Informational Message: The current Metropolis proposal is about to be rejected because of the following issue:
Exception thrown at line 12: normal_log: Scale parameter is 0, but must be > 0!
If this warning occurs sporadically, such as for highly constrained variable types like covariance matrices, then the sampler is fine,
but if this warning occurs often then your model may be either severely ill-conditioned or misspecified.

I’m using

$ python --version
Python 2.7.13

and

>>> pystan.__version__
'2.14.0.0'

So the problem seems to be specific to my work machine perhaps.

As @ahartikainen points out, you are probably going to need some prior information to control your regression with three data points and three parameters.

Sorry @Bob_Carpenter, I think I’m misunderstanding something. The example.tsv file has 2,000 data points (rows) right? Here’s a description of what the data looks before I try to fit the model:

In [1]: import pandas as pd

In [2]: data = pd.read_table('example.tsv', index_col=0)

In [3]: data.ix[data.sex == 1, 'p1'] += 1

In [4]: data['p1'] += 2

In [5]: data['p1'].describe()
Out[5]: 
count    2000.000000
mean        2.739000
std         1.076905
min        -1.509304
25%         1.974494
50%         2.776316
75%         3.470591
max         5.873075
Name: p1, dtype: float64

I tried adding interval constraints but still generally see at least one chain fail to finish.

data {
  int<lower=0> N;
  vector[N] p1;
  vector[N] sex;
}
parameters {
  real<lower=-5, upper=5>alpha;
  real<lower=-5, upper=5> beta; 
  real<lower=0> sigma;
}
model {
  p1 ~ normal(alpha + beta * sex, sigma);
}

This sounds like it may be a problem with some aspect of PyStan. This shouldn’t be a problem for Stan, as you can see by the 0.5 second run times. I’m guessing there’s something wrong with your installation, memory, or something else. You may need to start another thread with “PyStan” in the title or open an issue on the PyStan issue tracker to get the PyStan developers’ attention.

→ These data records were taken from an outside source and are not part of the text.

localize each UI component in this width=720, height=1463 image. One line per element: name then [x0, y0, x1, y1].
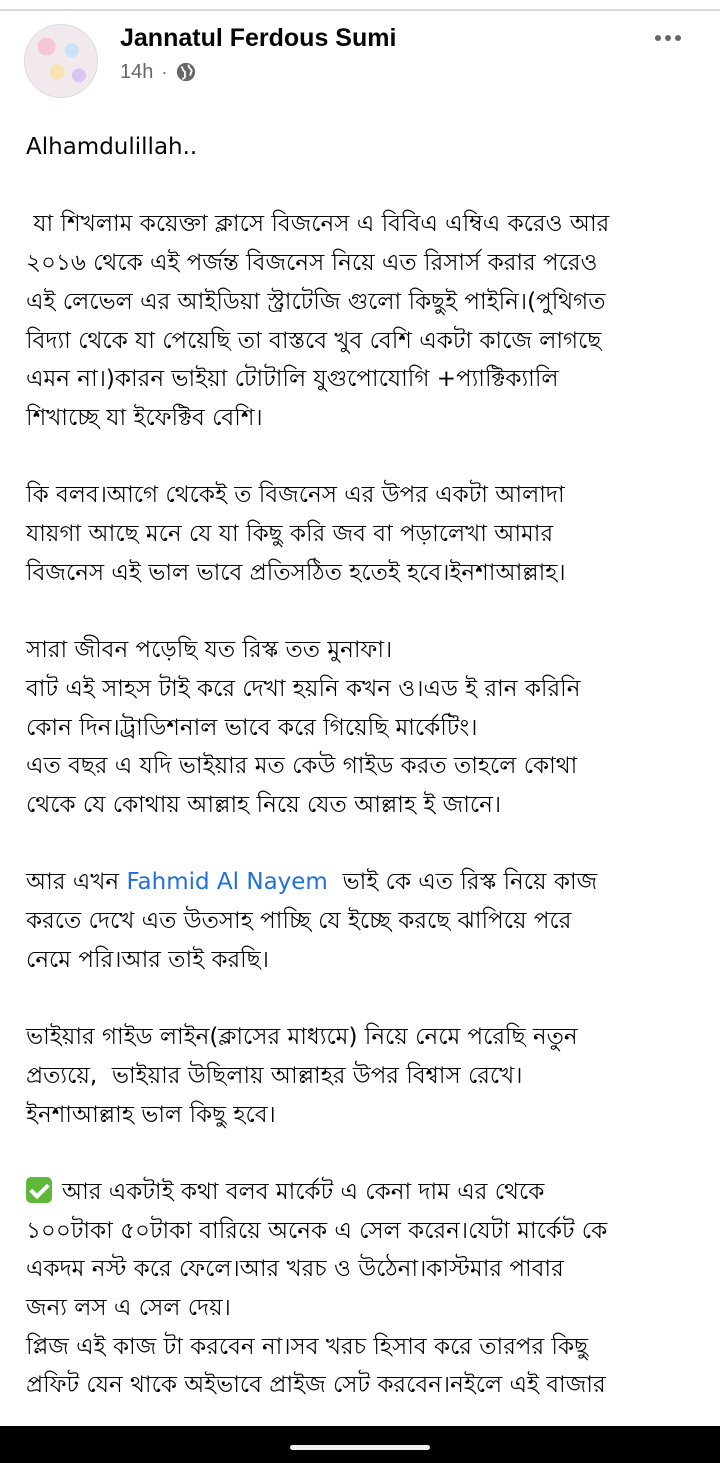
- text-line: [26, 863, 702, 902]
- text-line: ১০০টাকা ৫০টাকা বারিয়ে অনেক এ সেল করেন।যেটা মার্কেট কে: [26, 1217, 608, 1244]
- avatar[interactable]: [24, 24, 98, 98]
- paragraph-mention: [26, 863, 702, 979]
- check-mark-button-icon: [26, 1177, 52, 1203]
- home-indicator[interactable]: [290, 1445, 430, 1450]
- paragraph-greeting: [26, 128, 702, 167]
- text-line: প্রত্যয়ে, ভাইয়ার উছিলায় আল্লাহর উপর বিশ্বাস রেখে।: [26, 1062, 523, 1089]
- post-header: [22, 22, 698, 102]
- globe-icon[interactable]: [175, 61, 197, 83]
- text-line: যায়গা আছে মনে যে যা কিছু করি জব বা পড়ালেখা আমার: [26, 521, 554, 547]
- post-body: [26, 128, 702, 1444]
- paragraph-risk: [26, 631, 702, 825]
- post-time[interactable]: 14h: [120, 60, 154, 83]
- text-line: প্রফিট যেন থাকে অইভাবে প্রাইজ সেট করবেন।নইলে এই বাজার: [26, 1372, 606, 1399]
- text-line: [26, 1173, 702, 1212]
- top-divider: [0, 9, 720, 11]
- text-line: বিজনেস এই ভাল ভাবে প্রতিসঠিত হতেই হবে।ইনশাআল্লাহ।: [26, 559, 566, 586]
- meta-separator: ·: [161, 61, 168, 82]
- text-line: যা শিখলাম কয়েক্তা ক্লাসে বিজনেস এ বিবিএ এম্বিএ করেও আর: [26, 211, 610, 238]
- text-line: নেমে পরি।আর তাই করছি।: [26, 946, 269, 973]
- post-meta: [120, 58, 197, 86]
- text-line: ভাইয়ার গাইড লাইন(ক্লাসের মাধ্যমে) নিয়ে নেমে পরেছি নতুন: [26, 1024, 578, 1051]
- mention-suffix: ভাই কে এত রিস্ক নিয়ে কাজ: [327, 869, 598, 896]
- text-line: এমন না।)কারন ভাইয়া টোটালি যুগুপোযোগি +প্যাক্টিক্যালি: [26, 366, 559, 393]
- text-line: ইনশাআল্লাহ ভাল কিছু হবে।: [26, 1101, 276, 1128]
- author-name[interactable]: Jannatul Ferdous Sumi: [120, 24, 397, 52]
- text-line: Alhamdulillah..: [26, 134, 198, 160]
- text-line: সারা জীবন পড়েছি যত রিস্ক তত মুনাফা।: [26, 637, 393, 664]
- system-navigation-bar: [0, 1426, 720, 1463]
- paragraph-learning: [26, 205, 702, 437]
- text-line: জন্য লস এ সেল দেয়।: [26, 1295, 231, 1321]
- text-line: থেকে যে কোথায় আল্লাহ নিয়ে যেত আল্লাহ ই জানে।: [26, 791, 502, 818]
- text-line: এই লেভেল এর আইডিয়া স্ট্রাটেজি গুলো কিছুই পাইনি।(পুথিগত: [26, 288, 606, 315]
- more-options-icon[interactable]: [648, 26, 688, 50]
- text-line: আর একটাই কথা বলব মার্কেট এ কেনা দাম এর থেকে: [62, 1178, 545, 1205]
- text-line: একদম নস্ট করে ফেলে।আর খরচ ও উঠেনা।কাস্টমার পাবার: [26, 1256, 564, 1283]
- text-line: করতে দেখে এত উতসাহ পাচ্ছি যে ইচ্ছে করছে ঝাপিয়ে পরে: [26, 908, 572, 934]
- text-line: এত বছর এ যদি ভাইয়ার মত কেউ গাইড করত তাহলে কোথা: [26, 753, 578, 780]
- mention-prefix: আর এখন: [26, 869, 127, 896]
- text-line: বিদ্যা থেকে যা পেয়েছি তা বাস্তবে খুব বেশি একটা কাজে লাগছে: [26, 327, 602, 354]
- text-line: শিখাচ্ছে যা ইফেক্টিব বেশি।: [26, 404, 263, 431]
- text-line: কোন দিন।ট্রাডিশনাল ভাবে করে গিয়েছি মার্কেটিং।: [26, 714, 478, 741]
- paragraph-guideline: [26, 1018, 702, 1134]
- text-line: কি বলব।আগে থেকেই ত বিজনেস এর উপর একটা আলাদা: [26, 482, 565, 509]
- paragraph-pricing: [26, 1173, 702, 1405]
- text-line: ২০১৬ থেকে এই পর্জন্ত বিজনেস নিয়ে এত রিসার্স করার পরেও: [26, 250, 598, 277]
- text-line: প্লিজ এই কাজ টা করবেন না।সব খরচ হিসাব করে তারপর কিছু: [26, 1333, 589, 1360]
- text-line: বাট এই সাহস টাই করে দেখা হয়নি কখন ও।এড ই রান করিনি: [26, 675, 581, 702]
- mention-link[interactable]: Fahmid Al Nayem: [126, 869, 328, 896]
- paragraph-business: [26, 476, 702, 592]
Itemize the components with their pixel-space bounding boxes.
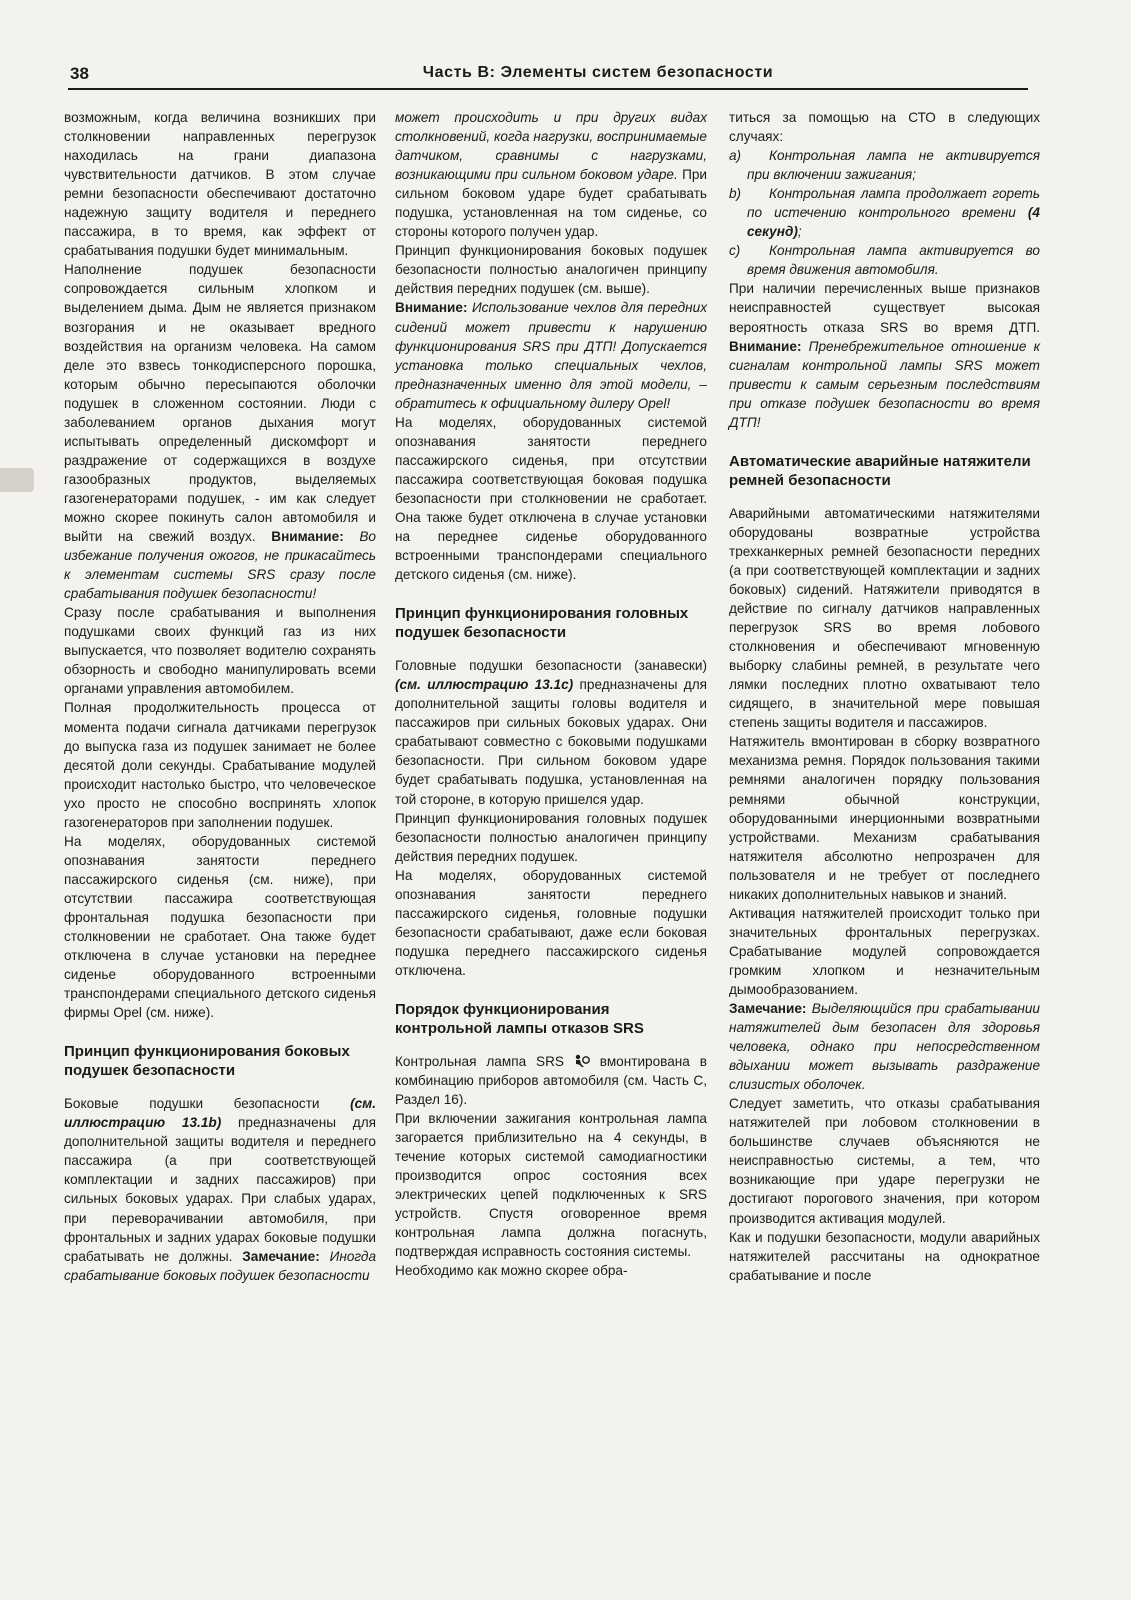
paragraph: Боковые подушки безопасности (см. иллюстрацию 13.1b) предназначены для дополнительной защиты водителя и переднего пассажира (а при соответствующей комплектации и задних пассажиров) при сильных боковых ударах. При слабых ударах, при переворачивании автомобиля, при фронтальных и задних ударах боковые подушки срабатывать не должны. Замечание: Иногда срабатывание боковых подушек безопасности bbox=[64, 1096, 377, 1283]
column-1 bbox=[64, 108, 376, 1285]
warning-label: Внимание: bbox=[729, 338, 802, 354]
paragraph: Аварийными автоматическими натяжителями оборудованы возвратные устройства трехканкерных ремней безопасности передних (а при соответствующей комплектации и задних боковых) сидений. Натяжители приводятся в действие по сигналу датчиков направленных перегрузок SRS во время лобового столкновения и обеспечивают мгновенную выборку слабины ремней, в результате чего лямки последних плотно охватывают тело сидящего, в значительной мере повышая степень защиты водителя и пассажиров. bbox=[729, 505, 1040, 731]
section-heading: Принцип функционирования головных подушек безопасности bbox=[395, 605, 689, 642]
conditions-list bbox=[729, 146, 1040, 279]
paragraph: Наполнение подушек безопасности сопровождается сильным хлопком и выделением дыма. Дым не является признаком возгорания и не оказывает вредного воздействия на организм человека. На самом деле это взвесь тонкодисперсного порошка, которым обычно пересыпаются оболочки подушек в сложенном состоянии. Люди с заболеванием органов дыхания могут испытывать определенный дискомфорт и раздражение от содержащихся в воздухе газообразных продуктов, выделяемых газогенераторами подушек, - им как следует можно скорее покинуть салон автомобиля и выйти на свежий воздух. Внимание: Во избежание получения ожогов, не прикасайтесь к элементам системы SRS сразу после срабатывания подушек безопасности! bbox=[64, 262, 376, 602]
note-text: Выделяющийся при срабатывании натяжителей дым безопасен для здоровья человека, однако при непосредственном вдыхании может вызывать раздражение слизистых оболочек. bbox=[729, 1001, 1040, 1093]
list-item: b) Контрольная лампа продолжает гореть по истечению контрольного времени (4 секунд); bbox=[729, 186, 1040, 240]
section-heading: Принцип функционирования боковых подушек безопасности bbox=[64, 1043, 350, 1080]
figure-reference: (см. иллюстрацию 13.1с) bbox=[395, 677, 574, 693]
paragraph: Контрольная лампа SRS вмонтирована в комбинацию приборов автомобиля (см. Часть С, Раздел 16). bbox=[395, 1053, 707, 1108]
paragraph: Необходимо как можно скорее обра- bbox=[395, 1263, 628, 1279]
section-heading: Порядок функционирования контрольной лампы отказов SRS bbox=[395, 1000, 644, 1037]
paragraph: Активация натяжителей происходит только при значительных фронтальных перегрузках. Срабатывание модулей сопровождается громким хлопком и незначительным дымообразованием. bbox=[729, 905, 1040, 997]
paragraph bbox=[729, 999, 1040, 1094]
warning-text: Во избежание получения ожогов, не прикасайтесь к элементам системы SRS сразу после срабатывания подушек безопасности! bbox=[64, 529, 376, 602]
list-item: а) Контрольная лампа не активируется при включении зажигания; bbox=[729, 148, 1040, 183]
paragraph: Следует заметить, что отказы срабатывания натяжителей при лобовом столкновении в большинстве случаев объясняются не неисправностью системы, а тем, что возникающие при ударе перегрузки не достигают порогового значения, при котором производится активация модулей. bbox=[729, 1096, 1040, 1226]
side-tab-marker bbox=[0, 468, 34, 492]
paragraph: возможным, когда величина возникших при столкновении направленных перегрузок находилась на грани диапазона чувствительности датчиков. В этом случае ремни безопасности обеспечивают достаточно надежную защиту водителя и переднего пассажира, в то время, как эффект от срабатывания подушки будет минимальным. bbox=[64, 110, 376, 259]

P.S. We fit models like this all the time, even ones with improper priors like you’ve provided, though we’d recommend only bounding sigma below at zero and putting proper priors on all the parameters.

Thanks @Bob_Carpenter, I agree that this looks like a pystan error. I’ll open a pystan thread to investigate. Thanks for the help.